Пригревшись в розовом тепле настольной лампы, Ури чуть было не проспал появление принца в читальном зале. Целый день он, как проклятый, мотался под дождем по Честеру, выполняя многочисленные поручения Меира, который при этом строго-настрого наказал быть обратно к пятичасовому чаю, чтобы занять в читальне стол, удобный для наблюдения за входом в аннекс. Так что Ури пришлось отказаться и от обеда, и от чая, не говоря уже о мечте вздремнуть хоть часок между тем и другим.

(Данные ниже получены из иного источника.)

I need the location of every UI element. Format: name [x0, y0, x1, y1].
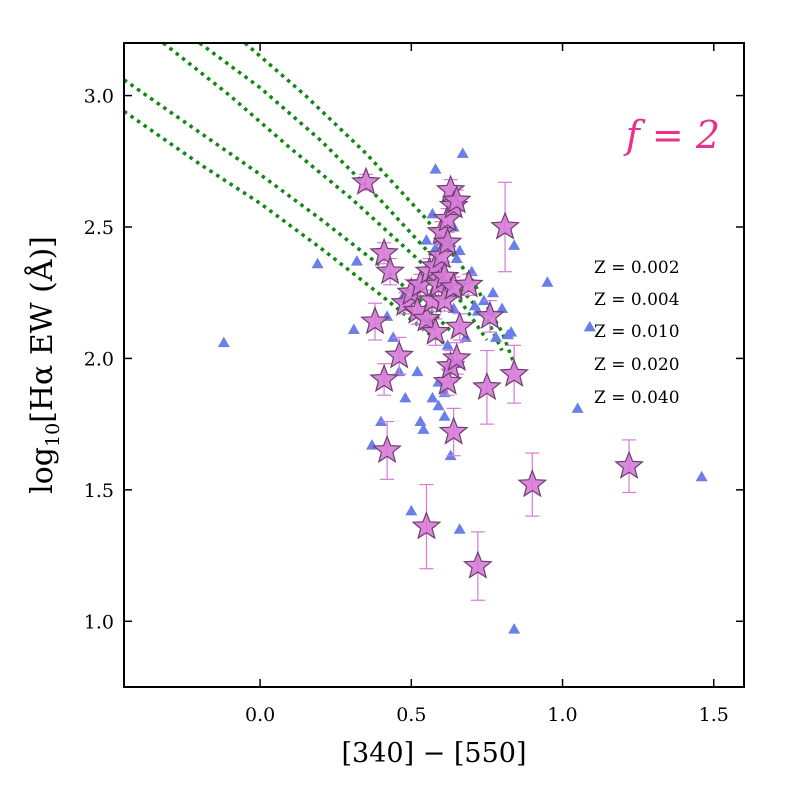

К чаю Ури, собственно, мог бы успеть, если бы не необходимость следить за входом в аннекс. Но после приезда из Честера он заглянул в читальный зал и обнаружил, что на первом ярусе есть только один свободный стол, который он поспешил завалить своими книгами, чтобы отпугнуть других претендентов. А пока он смотался к себе наверх наскоро принять душ и сменить белье, чаепитие подошло к концу. Приближаясь к приоткрытой двери гостиной, Ури увидел, что принц со своими телохранителями движется к выходу, а следом за ними, воздевая вверх руки, семенит невысокая фигурка в черной рясе, – то ли проклиная, то ли благословляя.

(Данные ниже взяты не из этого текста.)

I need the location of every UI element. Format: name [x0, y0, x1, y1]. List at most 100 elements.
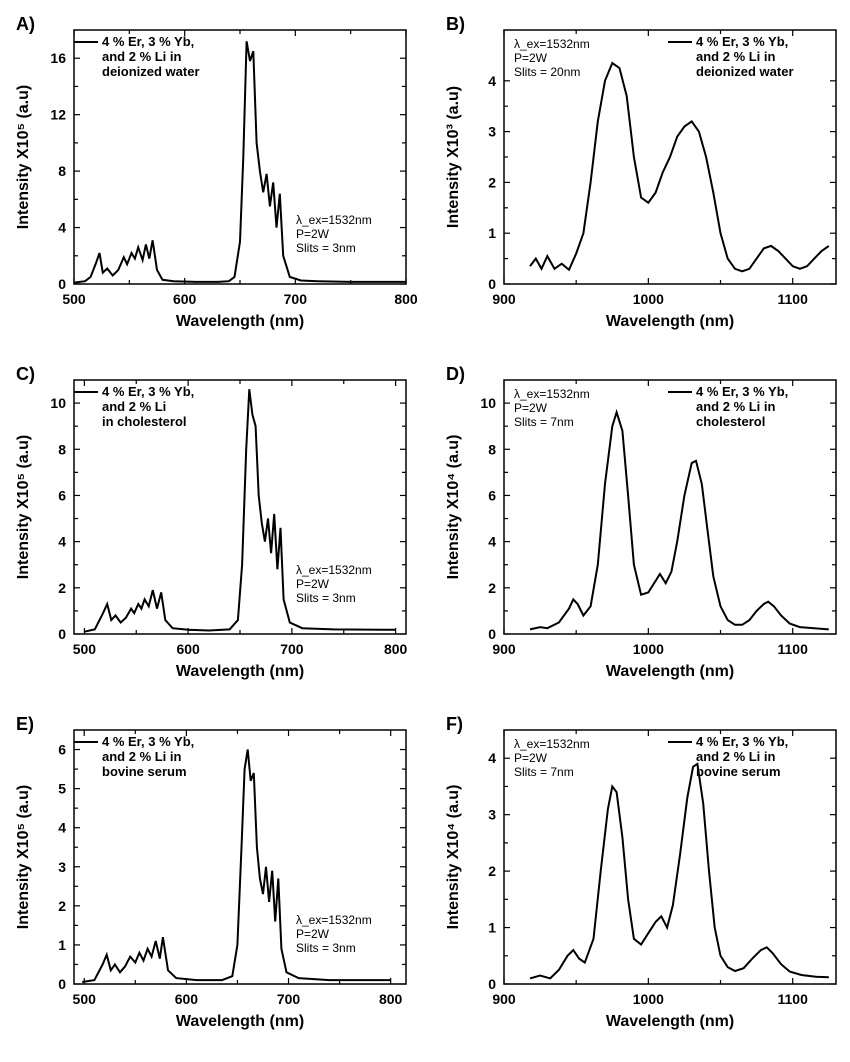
svg-text:10: 10 [50, 395, 66, 411]
chart: 500 600 700 800 0 4 8 12 16 Wavelength (nm) Intens… [10, 10, 420, 340]
svg-text:0: 0 [58, 276, 66, 292]
condition-text: λ_ex=1532nm [296, 913, 372, 927]
panel-letter: E) [16, 714, 34, 735]
svg-text:500: 500 [62, 291, 86, 307]
svg-text:6: 6 [488, 487, 496, 503]
panel-letter: A) [16, 14, 35, 35]
svg-text:1000: 1000 [633, 641, 664, 657]
svg-text:1000: 1000 [633, 291, 664, 307]
legend-line: and 2 % Li in [102, 749, 182, 764]
legend-line: 4 % Er, 3 % Yb, [696, 384, 788, 399]
svg-text:4: 4 [488, 73, 496, 89]
panel-grid: A)5006007008000481216Wavelength (nm)Inte… [10, 10, 850, 1040]
svg-text:0: 0 [488, 976, 496, 992]
svg-text:500: 500 [73, 991, 97, 1007]
x-axis-label: Wavelength (nm) [606, 663, 734, 680]
svg-text:1100: 1100 [778, 291, 809, 307]
y-axis-label: Intensity X10⁴ (a.u) [445, 785, 462, 930]
svg-text:4: 4 [58, 534, 66, 550]
legend-line: 4 % Er, 3 % Yb, [102, 734, 194, 749]
x-axis-label: Wavelength (nm) [606, 313, 734, 330]
svg-text:10: 10 [480, 395, 496, 411]
svg-text:3: 3 [58, 859, 66, 875]
legend-line: 4 % Er, 3 % Yb, [696, 34, 788, 49]
svg-text:900: 900 [492, 291, 516, 307]
panel-letter: C) [16, 364, 35, 385]
svg-text:1000: 1000 [633, 991, 664, 1007]
condition-text: Slits = 7nm [514, 765, 574, 779]
x-axis-label: Wavelength (nm) [176, 663, 304, 680]
svg-text:0: 0 [58, 626, 66, 642]
panel-C: C)5006007008000246810Wavelength (nm)Inte… [10, 360, 430, 690]
spectrum-line [530, 63, 829, 271]
y-axis-label: Intensity X10³ (a.u) [445, 86, 462, 228]
svg-text:12: 12 [50, 107, 66, 123]
svg-text:8: 8 [58, 441, 66, 457]
spectrum-line [530, 764, 829, 979]
chart: 5006007008000246810Wavelength (nm)Intens… [10, 360, 420, 690]
legend-line: 4 % Er, 3 % Yb, [102, 384, 194, 399]
y-axis-label: Intensity X10⁵ (a.u) [15, 785, 32, 929]
svg-text:5: 5 [58, 781, 66, 797]
svg-text:0: 0 [488, 276, 496, 292]
svg-text:600: 600 [176, 641, 200, 657]
condition-text: λ_ex=1532nm [514, 737, 590, 751]
chart: 5006007008000123456Wavelength (nm)Intens… [10, 710, 420, 1040]
panel-A: A) 500 600 700 800 0 4 8 12 16 Wavelength (nm) Inte… [10, 10, 430, 340]
condition-text: P=2W [296, 227, 330, 241]
legend-line: and 2 % Li [102, 399, 166, 414]
svg-text:900: 900 [492, 641, 516, 657]
x-axis-label: Wavelength (nm) [176, 313, 304, 330]
legend-line: and 2 % Li in [102, 49, 182, 64]
condition-text: Slits = 7nm [514, 415, 574, 429]
svg-text:1100: 1100 [778, 641, 809, 657]
y-axis-label: Intensity X10⁵ (a.u) [15, 85, 32, 229]
panel-D: D)900100011000246810Wavelength (nm)Inten… [440, 360, 850, 690]
svg-text:2: 2 [488, 580, 496, 596]
condition-text: λ_ex=1532nm [296, 563, 372, 577]
condition-text: P=2W [296, 927, 330, 941]
svg-text:2: 2 [488, 863, 496, 879]
svg-text:8: 8 [58, 163, 66, 179]
svg-text:700: 700 [280, 641, 304, 657]
svg-text:800: 800 [394, 291, 418, 307]
svg-text:600: 600 [173, 291, 197, 307]
y-axis-label: Intensity X10⁴ (a.u) [445, 435, 462, 580]
condition-text: P=2W [514, 751, 548, 765]
svg-text:4: 4 [58, 820, 66, 836]
legend-line: and 2 % Li in [696, 749, 776, 764]
svg-text:16: 16 [50, 50, 66, 66]
svg-text:1: 1 [488, 225, 496, 241]
condition-text: Slits = 3nm [296, 941, 356, 955]
spectrum-line [530, 412, 829, 629]
svg-text:4: 4 [58, 220, 66, 236]
chart: 900100011000246810Wavelength (nm)Intensi… [440, 360, 850, 690]
svg-text:700: 700 [284, 291, 308, 307]
condition-text: Slits = 3nm [296, 241, 356, 255]
legend-line: in cholesterol [102, 414, 187, 429]
svg-text:900: 900 [492, 991, 516, 1007]
legend-line: and 2 % Li in [696, 399, 776, 414]
condition-text: P=2W [514, 401, 548, 415]
svg-text:1100: 1100 [778, 991, 809, 1007]
svg-text:700: 700 [277, 991, 301, 1007]
legend-line: cholesterol [696, 414, 765, 429]
panel-letter: B) [446, 14, 465, 35]
svg-text:2: 2 [58, 898, 66, 914]
svg-text:6: 6 [58, 742, 66, 758]
legend-line: bovine serum [696, 764, 781, 779]
legend-line: deionized water [102, 64, 200, 79]
svg-text:1: 1 [488, 920, 496, 936]
chart: 9001000110001234Wavelength (nm)Intensity… [440, 10, 850, 340]
legend-line: 4 % Er, 3 % Yb, [102, 34, 194, 49]
x-axis-label: Wavelength (nm) [176, 1013, 304, 1030]
svg-text:500: 500 [73, 641, 97, 657]
svg-text:2: 2 [488, 174, 496, 190]
svg-text:3: 3 [488, 807, 496, 823]
condition-text: P=2W [296, 577, 330, 591]
svg-text:0: 0 [488, 626, 496, 642]
svg-text:1: 1 [58, 937, 66, 953]
svg-text:800: 800 [384, 641, 408, 657]
legend-line: deionized water [696, 64, 794, 79]
svg-text:6: 6 [58, 487, 66, 503]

Ури некогда было вдумываться в поведение этого таинственного сына церкви, ему пришлось поспешить в читальный зал, чтобы быть на месте, когда принц туда войдет. На чай времени тоже не хватило, и он опустился в кресло у стола, облизывая пересохшие губы. Сразу за ним в зал стремительно вошел неотступный японец, на миг замер у порога, оценил ситуацию и пустился бродить среди столов в надежде куда-нибудь пристроиться. Безуспешно побродив взад-вперед, японец понял, что место внизу он прозевал, и, приютившись на лесенке, ведущей на второй ярус, углубился в чтение толстого фолианта с золотым обрезом. «А где его неразлучный компьютер?» – подумал Ури, тихо радуясь своей предусмотрительности, которая обеспечила ему кресло в первом ряду партера, хоть и не спасла от надзора японца.

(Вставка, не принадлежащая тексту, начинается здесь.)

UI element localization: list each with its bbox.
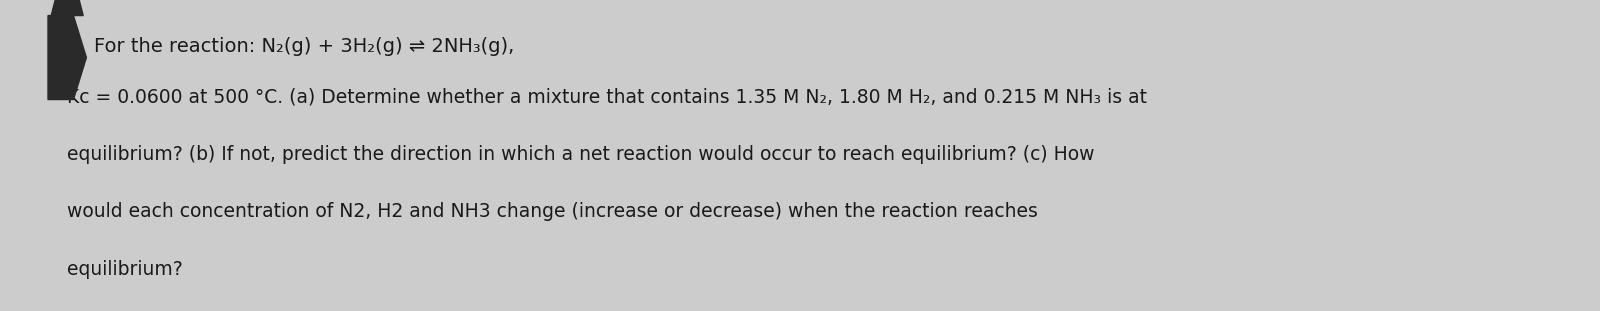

Прошло уже десять минут, а принца все не было. Куда он делся? Не мог ли он передумать и провести за нос всех, – и врагов, и друзей? Ури заметил, что японец нервничает – то и дело поднимает глаза от своей книги и украдкой поглядывает на часы. В голове промелькнуло: «Откуда он знает, что принц должен пройти через читальный зал?». Но Ури тут же себя остановил – не исключено ведь, что он ждет кого-нибудь другого или вовсе никого не ждет. Мало ли какие причины могут заставить человека сидеть на ступеньке, а не за столом. Но, разглядев крутые бицепсы, прорисовывающиеся у японца даже сквозь ткань рубашки и пиджака, Ури отверг идею о его непричастности к происходящему. Вряд ли он наш, но зато он вполне может быть замаскированным телохранителем принца, который, учитывая опасность операции, едва ли ограничится тремя очевидными. Интересно, сколько их может быть еще? Ури начал исподтишка оглядывать лица сидящих за столиками, но успел заметить только пару знакомых и два-три подозрительных, как дверь распахнулась и пропустила одного из охранников принца. Тот вошел легкой, стелющейся по полу кошачьей походкой, прикрыл за собой дверь, сделал шаг в сторону и замер, прижимаясь спиной к стене. Несколько секунд он стоял так в полной неподвижности, держа правую руку в кармане не вяжущегося с его обликом пиджака и оглядывая зал странными, не отражающими свет глазами. Все лица, склонявшиеся до того над столами в розоватых сферах, образованных светом настольных ламп, разом поднялись навстречу его взгляду. Вероятно, сверху ему был подан какой-то сигнал, получив который он невесомо отделился от стены и отворил дверь. Из-за двери тесно сплоченным сэндвичем вошли двое других, зажимая между собой принца. Впереди шагала мощная рыжая девица с украшенным монограммой золотым ключом в руке, – вероятно, секретарша, сзади – второй охранник, почти неотличимо похожий на первого.